Abstract

The high incidence of community-acquired pneumonia during the COVID-19 pandemic requires early differential diagnosis because of the differences in patient management techniques. Among community-acquired pneumonias, legionelliosis deserves special attention. The difficulty of clinical diagnosis of legionellosis during the COVID-19 pandemic leads to untimely prescription of specific antibacterial therapy, which worsens the prognosis. This study presents clinical examples that draw the attention of specialists to the clinical, laboratory, and radiological features of legionellosis and to the important role of epidemiological data in the differential diagnosis of legionellosis with COVID-19. A feature of the described clinical cases was as follows: late diagnosis with hospitalization on days 7–10 of illness in patients with increased body mass index, severe bilateral polysegmental pneumonia with the formation of a cavity and multirow bullae in the lungs, presence of proteinuria, increased levels of urea and/or creatinine, and lymphopenia.
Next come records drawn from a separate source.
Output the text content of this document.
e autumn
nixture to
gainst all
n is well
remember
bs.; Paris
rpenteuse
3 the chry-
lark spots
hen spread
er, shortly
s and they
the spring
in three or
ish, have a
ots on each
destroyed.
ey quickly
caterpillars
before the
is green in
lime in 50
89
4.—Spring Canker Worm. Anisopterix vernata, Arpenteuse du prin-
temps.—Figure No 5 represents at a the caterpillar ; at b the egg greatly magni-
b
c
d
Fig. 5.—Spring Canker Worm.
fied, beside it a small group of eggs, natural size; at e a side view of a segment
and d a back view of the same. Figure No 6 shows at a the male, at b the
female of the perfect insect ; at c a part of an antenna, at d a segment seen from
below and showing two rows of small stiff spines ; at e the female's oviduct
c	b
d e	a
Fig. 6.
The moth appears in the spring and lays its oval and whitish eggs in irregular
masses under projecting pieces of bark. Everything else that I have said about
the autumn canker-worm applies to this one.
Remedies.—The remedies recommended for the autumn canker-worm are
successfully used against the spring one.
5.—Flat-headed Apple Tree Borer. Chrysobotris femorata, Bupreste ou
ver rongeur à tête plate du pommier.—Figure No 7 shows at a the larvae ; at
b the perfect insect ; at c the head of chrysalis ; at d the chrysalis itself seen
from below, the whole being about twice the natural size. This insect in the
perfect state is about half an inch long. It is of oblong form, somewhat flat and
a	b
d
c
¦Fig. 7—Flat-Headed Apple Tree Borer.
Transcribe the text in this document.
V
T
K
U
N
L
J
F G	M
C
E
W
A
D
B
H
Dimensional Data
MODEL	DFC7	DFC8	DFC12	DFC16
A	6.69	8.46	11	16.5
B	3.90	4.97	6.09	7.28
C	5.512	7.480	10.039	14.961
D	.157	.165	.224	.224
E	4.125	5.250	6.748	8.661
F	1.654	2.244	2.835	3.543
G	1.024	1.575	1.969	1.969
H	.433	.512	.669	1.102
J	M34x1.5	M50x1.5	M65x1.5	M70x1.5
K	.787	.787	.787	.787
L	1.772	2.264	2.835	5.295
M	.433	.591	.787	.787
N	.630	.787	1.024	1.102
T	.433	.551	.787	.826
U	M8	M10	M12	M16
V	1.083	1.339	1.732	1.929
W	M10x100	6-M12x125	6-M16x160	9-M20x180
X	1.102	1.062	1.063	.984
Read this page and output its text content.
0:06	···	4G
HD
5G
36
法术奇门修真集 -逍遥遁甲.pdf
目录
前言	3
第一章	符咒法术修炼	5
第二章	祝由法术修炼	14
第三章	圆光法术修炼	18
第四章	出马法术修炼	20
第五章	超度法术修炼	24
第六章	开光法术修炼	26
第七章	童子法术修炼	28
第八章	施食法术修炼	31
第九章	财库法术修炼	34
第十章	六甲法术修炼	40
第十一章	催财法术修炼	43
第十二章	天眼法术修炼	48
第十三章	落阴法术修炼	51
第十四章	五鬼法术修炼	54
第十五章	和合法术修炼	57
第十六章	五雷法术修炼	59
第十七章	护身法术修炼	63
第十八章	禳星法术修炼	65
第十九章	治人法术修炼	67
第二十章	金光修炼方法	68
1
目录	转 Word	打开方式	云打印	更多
In all cases, the patients had history of staying in air-conditioned rooms and traveling by train. Compute tomography diagnostics described a localization that is not typical for COVID-19, manifestation from areas of consolidation with a symptom of air bronchography, presence of pleural effusion, discrepancy between the intensity of changes from the disease onset, and severity of the patient’s condition. For the specific diagnosis of legionellosis, testing for Legionella spp. To determine the legionella antigen in the urine is recommended upon hospital admission for all patients with severe community-acquired pneumonia.